A frase é do sargento da Polícia
Militar Valdi Barbosa, que junto com o marido, Rafael Moreira, conseguiu na
Justiça o direito de tirar seis meses de licença-paternidade após o nascimento
da filha Sofia, fruto de uma fertilização in vitro com barriga solidária. De
acordo com a PM, esse foi o primeiro caso desse tipo na corporação.
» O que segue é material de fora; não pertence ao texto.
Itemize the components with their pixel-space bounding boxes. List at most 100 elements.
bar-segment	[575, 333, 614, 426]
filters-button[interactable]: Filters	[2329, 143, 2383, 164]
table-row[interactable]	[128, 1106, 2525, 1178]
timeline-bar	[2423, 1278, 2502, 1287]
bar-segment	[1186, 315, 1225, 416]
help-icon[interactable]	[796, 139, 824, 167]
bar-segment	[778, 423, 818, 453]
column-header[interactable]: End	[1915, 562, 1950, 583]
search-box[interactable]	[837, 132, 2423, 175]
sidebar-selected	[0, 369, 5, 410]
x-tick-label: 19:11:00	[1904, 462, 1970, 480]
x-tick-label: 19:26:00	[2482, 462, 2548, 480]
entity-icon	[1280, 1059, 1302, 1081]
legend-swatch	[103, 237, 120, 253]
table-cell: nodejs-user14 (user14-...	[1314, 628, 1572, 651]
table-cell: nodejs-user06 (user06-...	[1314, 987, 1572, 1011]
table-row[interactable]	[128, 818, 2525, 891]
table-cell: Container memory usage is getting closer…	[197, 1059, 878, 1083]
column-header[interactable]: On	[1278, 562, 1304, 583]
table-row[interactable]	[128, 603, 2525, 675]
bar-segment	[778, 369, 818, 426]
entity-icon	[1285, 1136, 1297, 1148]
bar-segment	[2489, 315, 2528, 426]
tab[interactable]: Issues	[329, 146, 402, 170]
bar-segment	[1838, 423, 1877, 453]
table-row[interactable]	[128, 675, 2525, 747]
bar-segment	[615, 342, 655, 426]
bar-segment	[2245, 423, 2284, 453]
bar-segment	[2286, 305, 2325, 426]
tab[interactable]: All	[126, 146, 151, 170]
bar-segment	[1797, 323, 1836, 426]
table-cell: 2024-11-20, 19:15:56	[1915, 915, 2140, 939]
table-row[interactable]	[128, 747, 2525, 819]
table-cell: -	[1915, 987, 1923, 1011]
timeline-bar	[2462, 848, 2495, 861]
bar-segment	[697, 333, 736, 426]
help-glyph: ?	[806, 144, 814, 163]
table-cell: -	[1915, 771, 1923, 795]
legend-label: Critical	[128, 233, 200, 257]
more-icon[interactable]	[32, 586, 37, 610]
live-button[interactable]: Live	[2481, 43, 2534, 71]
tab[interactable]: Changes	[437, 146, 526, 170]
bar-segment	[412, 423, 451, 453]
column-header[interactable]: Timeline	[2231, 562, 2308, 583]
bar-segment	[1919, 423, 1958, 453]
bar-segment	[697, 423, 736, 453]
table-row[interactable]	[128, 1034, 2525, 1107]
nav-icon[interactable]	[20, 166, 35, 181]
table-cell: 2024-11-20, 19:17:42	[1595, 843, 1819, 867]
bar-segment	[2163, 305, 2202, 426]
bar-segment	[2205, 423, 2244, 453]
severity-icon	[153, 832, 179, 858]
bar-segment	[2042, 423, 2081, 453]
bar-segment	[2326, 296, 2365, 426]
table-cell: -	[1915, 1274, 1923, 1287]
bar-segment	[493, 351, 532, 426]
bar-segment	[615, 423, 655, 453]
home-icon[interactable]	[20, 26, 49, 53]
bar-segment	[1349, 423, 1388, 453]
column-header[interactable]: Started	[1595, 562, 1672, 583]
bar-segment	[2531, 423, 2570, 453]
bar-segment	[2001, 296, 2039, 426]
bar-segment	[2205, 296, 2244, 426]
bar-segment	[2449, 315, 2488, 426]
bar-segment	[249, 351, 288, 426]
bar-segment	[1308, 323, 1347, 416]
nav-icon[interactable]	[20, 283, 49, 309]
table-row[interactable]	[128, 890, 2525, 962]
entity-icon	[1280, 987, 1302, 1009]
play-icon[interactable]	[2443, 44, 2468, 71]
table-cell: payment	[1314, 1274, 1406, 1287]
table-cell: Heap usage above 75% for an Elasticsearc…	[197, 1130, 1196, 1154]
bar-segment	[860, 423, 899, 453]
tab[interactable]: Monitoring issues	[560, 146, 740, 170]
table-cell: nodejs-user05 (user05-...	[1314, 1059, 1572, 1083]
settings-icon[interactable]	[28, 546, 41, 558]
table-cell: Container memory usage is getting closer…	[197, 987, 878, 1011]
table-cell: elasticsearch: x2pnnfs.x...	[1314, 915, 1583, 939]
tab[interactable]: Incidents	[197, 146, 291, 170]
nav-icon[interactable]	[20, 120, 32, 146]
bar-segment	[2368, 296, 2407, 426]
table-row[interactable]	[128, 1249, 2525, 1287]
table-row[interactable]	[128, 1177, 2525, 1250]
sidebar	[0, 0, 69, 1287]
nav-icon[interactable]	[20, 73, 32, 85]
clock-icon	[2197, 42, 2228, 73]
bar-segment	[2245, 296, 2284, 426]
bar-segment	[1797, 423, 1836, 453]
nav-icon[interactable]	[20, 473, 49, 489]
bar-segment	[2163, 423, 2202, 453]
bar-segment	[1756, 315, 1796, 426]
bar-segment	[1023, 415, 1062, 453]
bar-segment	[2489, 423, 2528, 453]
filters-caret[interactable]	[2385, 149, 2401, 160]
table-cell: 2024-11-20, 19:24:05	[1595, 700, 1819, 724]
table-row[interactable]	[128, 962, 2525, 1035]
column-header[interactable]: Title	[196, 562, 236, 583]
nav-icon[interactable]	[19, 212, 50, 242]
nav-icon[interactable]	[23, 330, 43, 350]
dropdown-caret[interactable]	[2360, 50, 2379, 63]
Valdi e Rafael tiveram Sofia em
junho de 2022. A irmã de Valdi, Rosilene, foi quem serviu de barriga solidária
para dar à luz a pequena. O óvulo foi de uma doadora anônima e o esperma, de
Valdi. A rigor, o PM teria direito a 20 dias de licença-paternidade. O marido,
Rafael, é professor de inglês e dá aulas pela internet.
Entretanto, o casal, nos
preparativos para a chegada de Sofia, viu que era preciso que um dos dois se
dedicasse integralmente à recém-nascida. Foi aí que Valdi, que é policial
militar há 14 anos na Cavalaria, decidiu pedir a licença ao governo do estado.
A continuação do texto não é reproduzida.